Please read the rest of the paragraph. I explicitly say that this is not the view of the majority of Russians (and obviously it’s not my idea of what being Ukrainian should mean either). This is what the current Ukrainian state and the Ukrainian nationalist (Banderite) movement have been insisting on telling the Ukrainian people. It is they who have turned the notion of being Ukrainian into the antithesis of everything Russian, when this clearly didn’t need to be the case and wasn’t the case in the USSR. It is they who insist that you are not Ukrainian if you don’t embrace Bandera worship, that you are Russian and thereby an enemy of Ukraine if you have a positive view of Ukraine’s Soviet past, if you want to be a part of “the Russian world” instead of (or even in addition to) “Europe” and the West.

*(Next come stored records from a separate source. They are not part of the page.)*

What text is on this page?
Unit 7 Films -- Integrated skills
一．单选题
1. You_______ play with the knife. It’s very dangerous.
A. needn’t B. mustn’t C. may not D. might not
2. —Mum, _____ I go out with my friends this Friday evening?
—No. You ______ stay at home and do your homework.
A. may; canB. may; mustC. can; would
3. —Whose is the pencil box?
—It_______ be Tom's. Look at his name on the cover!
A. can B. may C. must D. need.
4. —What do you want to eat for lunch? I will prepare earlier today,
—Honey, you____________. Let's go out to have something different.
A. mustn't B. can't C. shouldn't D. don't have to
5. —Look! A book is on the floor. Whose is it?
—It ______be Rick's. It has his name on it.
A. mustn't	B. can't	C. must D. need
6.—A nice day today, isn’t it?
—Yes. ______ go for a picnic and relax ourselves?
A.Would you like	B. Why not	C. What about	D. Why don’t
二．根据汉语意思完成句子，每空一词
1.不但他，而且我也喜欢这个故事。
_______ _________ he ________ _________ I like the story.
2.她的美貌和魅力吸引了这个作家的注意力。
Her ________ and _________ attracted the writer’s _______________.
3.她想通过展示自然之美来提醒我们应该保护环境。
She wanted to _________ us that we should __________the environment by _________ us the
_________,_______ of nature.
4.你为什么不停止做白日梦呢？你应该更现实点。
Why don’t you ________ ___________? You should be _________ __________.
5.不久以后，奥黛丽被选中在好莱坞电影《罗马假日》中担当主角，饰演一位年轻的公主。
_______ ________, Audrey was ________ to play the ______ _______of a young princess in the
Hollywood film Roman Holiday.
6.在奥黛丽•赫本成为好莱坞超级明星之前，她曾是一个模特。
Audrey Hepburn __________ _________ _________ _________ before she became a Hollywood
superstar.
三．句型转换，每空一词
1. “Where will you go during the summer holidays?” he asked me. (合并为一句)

And i don’t agree with that. I think history shows that that is not the case. But there does need to take place a rethinking in certain segments of Ukrainian society of what it means to be Ukrainian, a kind of return back to how it was viewed in the USSR as something more broad and heterogenous that could include people of various languages and diverse cultures, away from the almost all-consuming obsession with linguistic homogenization and from this self-destructive Russophobia that has led Ukraine into catastrophe. A culture cannot define itself purely by what it hates and what it isn’t. That is neither healthy nor sustainable. It actually makes for a very poor foundation for building a national identity.
Ironically, it is precisely this kind of negative and exclusionary definition of national identity that, far from saving the Ukrainian nation as Ukrainian nationalists think it does, risks destroying it.